Drawing from his extensive conversations with grieving families and injured workers, Roy brings the world of bereaved families into clear focus, helping us understand the short and long-term consequences of death and injury on children, spouses, family and community.
Roy also considers the sociological underpinnings of workplace death---examining the way the words we use to discuss workplace death reveal much about our desire to underestimate and disavow the impact of the losses. By supplanting the phrase “killed at work” for “jobsite accident” we get closer to the real picture of the event and the loss.
Roy concludes his talk with practical advice for managers and owners seeking to mitigate and diminish the impact of workplace death and tragedy on families. Although the subject matter is grim, Roy has a light human touch, which draws his listeners in without guilt, blame or shame. His goal is to educate and enlighten toward safer, healthier work communities.

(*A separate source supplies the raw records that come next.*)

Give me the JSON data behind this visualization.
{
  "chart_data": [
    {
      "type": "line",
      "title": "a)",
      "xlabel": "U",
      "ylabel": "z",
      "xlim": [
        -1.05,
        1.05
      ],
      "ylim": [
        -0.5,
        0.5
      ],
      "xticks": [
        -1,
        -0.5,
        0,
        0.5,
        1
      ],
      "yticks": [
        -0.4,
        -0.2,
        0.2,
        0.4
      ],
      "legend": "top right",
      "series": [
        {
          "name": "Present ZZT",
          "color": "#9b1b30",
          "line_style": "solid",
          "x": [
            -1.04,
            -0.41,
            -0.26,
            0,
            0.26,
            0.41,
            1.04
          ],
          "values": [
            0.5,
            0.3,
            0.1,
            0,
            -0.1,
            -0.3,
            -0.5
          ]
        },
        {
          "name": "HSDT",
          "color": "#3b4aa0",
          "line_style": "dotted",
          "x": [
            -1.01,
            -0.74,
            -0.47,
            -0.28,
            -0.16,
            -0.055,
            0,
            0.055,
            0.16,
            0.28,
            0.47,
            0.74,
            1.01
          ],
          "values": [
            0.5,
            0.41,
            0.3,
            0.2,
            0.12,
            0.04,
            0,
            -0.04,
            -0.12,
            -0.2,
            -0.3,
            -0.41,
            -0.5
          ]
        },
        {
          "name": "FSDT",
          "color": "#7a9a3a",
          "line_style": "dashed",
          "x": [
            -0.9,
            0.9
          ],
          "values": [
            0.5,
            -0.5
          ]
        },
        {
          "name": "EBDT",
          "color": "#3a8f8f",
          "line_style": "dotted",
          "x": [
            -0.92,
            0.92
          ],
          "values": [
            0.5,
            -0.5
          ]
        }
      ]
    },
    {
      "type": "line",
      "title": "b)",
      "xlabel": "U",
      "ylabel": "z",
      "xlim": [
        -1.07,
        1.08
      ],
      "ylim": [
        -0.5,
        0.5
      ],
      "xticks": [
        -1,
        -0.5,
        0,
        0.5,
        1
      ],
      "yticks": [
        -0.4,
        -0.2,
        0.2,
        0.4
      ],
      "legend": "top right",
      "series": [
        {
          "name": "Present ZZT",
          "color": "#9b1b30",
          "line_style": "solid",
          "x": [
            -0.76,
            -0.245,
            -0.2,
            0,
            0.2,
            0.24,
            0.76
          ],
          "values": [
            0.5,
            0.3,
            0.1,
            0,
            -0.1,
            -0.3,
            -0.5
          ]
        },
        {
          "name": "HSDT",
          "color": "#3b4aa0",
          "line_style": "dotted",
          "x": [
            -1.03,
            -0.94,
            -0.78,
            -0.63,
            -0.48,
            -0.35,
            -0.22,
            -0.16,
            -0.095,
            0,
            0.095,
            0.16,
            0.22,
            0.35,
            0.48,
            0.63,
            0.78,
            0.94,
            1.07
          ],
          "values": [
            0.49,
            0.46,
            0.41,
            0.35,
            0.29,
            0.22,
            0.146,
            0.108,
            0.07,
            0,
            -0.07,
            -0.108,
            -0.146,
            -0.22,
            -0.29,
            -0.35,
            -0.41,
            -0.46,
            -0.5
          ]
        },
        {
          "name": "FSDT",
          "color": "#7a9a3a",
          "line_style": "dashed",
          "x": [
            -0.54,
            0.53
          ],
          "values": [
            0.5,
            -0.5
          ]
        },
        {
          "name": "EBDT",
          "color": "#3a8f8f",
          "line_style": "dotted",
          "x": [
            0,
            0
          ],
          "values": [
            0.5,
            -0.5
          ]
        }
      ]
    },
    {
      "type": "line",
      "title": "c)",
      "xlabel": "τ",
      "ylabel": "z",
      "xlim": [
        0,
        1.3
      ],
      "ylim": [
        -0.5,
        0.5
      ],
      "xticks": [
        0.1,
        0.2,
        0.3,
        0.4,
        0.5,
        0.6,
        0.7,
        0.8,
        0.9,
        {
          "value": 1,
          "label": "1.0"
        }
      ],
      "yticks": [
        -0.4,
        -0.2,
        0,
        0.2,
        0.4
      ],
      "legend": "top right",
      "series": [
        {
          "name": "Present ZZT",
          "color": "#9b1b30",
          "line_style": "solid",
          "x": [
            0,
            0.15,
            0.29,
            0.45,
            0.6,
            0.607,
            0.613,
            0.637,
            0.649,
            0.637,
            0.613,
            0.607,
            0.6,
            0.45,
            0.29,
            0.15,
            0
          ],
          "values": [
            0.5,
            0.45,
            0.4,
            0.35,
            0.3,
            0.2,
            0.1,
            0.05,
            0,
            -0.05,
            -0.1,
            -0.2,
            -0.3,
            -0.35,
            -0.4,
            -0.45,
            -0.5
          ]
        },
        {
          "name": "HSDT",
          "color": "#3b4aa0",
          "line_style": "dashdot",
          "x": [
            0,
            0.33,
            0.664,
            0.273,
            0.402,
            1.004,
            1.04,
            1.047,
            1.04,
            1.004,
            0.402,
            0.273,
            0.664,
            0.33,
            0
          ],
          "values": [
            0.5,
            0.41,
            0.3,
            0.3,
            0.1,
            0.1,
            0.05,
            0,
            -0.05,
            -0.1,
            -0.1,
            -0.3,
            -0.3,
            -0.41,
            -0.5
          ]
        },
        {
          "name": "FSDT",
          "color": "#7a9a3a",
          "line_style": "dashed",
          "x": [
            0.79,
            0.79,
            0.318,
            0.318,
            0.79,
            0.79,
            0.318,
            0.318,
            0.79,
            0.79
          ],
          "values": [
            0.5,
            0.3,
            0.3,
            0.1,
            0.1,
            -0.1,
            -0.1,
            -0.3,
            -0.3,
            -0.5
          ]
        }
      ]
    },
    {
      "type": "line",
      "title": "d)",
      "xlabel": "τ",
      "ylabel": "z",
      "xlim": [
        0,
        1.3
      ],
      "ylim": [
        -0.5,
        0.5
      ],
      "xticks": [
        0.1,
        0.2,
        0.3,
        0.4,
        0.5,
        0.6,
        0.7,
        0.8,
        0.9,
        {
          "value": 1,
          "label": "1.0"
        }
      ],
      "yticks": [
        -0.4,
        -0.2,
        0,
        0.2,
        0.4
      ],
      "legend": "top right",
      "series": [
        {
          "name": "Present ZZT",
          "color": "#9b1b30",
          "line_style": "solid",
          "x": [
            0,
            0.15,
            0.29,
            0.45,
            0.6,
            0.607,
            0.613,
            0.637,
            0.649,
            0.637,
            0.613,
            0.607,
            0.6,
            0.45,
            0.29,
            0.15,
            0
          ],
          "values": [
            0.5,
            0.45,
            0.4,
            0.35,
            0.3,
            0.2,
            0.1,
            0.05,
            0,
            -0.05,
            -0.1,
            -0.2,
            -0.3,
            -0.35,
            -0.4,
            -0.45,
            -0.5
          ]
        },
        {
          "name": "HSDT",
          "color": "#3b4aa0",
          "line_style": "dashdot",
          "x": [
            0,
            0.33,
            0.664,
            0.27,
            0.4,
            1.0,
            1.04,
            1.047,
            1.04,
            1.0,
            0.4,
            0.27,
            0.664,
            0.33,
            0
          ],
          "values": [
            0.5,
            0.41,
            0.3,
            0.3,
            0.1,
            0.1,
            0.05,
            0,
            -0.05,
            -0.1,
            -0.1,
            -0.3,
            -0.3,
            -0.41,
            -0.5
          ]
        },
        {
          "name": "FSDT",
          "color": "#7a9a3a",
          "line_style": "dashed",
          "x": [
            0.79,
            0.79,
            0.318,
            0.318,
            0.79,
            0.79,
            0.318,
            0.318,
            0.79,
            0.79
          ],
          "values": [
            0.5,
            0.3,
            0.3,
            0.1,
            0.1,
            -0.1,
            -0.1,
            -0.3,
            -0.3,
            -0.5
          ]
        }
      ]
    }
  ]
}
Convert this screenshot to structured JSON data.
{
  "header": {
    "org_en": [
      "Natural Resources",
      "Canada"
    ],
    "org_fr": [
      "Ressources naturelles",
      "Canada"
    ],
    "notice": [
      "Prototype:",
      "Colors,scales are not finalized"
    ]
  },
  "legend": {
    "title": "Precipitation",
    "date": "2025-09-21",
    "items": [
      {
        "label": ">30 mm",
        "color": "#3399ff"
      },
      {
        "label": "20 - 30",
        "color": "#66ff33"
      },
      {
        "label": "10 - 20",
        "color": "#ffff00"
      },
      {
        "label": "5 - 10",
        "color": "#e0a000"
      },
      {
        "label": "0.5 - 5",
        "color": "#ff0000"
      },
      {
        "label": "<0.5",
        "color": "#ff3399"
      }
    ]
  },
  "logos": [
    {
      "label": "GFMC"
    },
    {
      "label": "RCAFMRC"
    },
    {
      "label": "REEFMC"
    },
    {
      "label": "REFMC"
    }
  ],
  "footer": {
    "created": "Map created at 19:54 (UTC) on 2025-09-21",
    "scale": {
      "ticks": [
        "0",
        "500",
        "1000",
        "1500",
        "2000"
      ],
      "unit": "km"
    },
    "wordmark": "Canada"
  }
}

Suffer the children: how kids grieve and how to help
Children and teens grieve. This we know, and yet there remains in our society an ongoing debate over how they grieve and what is healthy for them to experience.
At the dying bedside, parents and family grapple with questions: should children and teens witness suffering and death up close? Will it traumatize them? How much information about disease, prognosis and the dying process ought we share with our kids? And what will a typical grief process look like in children, adolescents and teens---what should we expect and how can we help?
Sadly, many of the modern debates and myths about adolescent grief serve to obscure the needs of children and teens as they mourn important losses in their lives. What we do know is that children’s levels of anxiety about death and grief are related to whether they are told about the illness and to the quality of the communication with their parents. What children do not know about a loved-one’s death, they will make-up in their minds. Children are saavy, observant and highly curious about dying and death. They are in the circle whether we like it or not.
This presentation offers keen insight into child and teen grief, offering research, anecdote and a broad ranging discussion on socio-cultural factors that both impede and promote healthy responses to death and grief in our kids.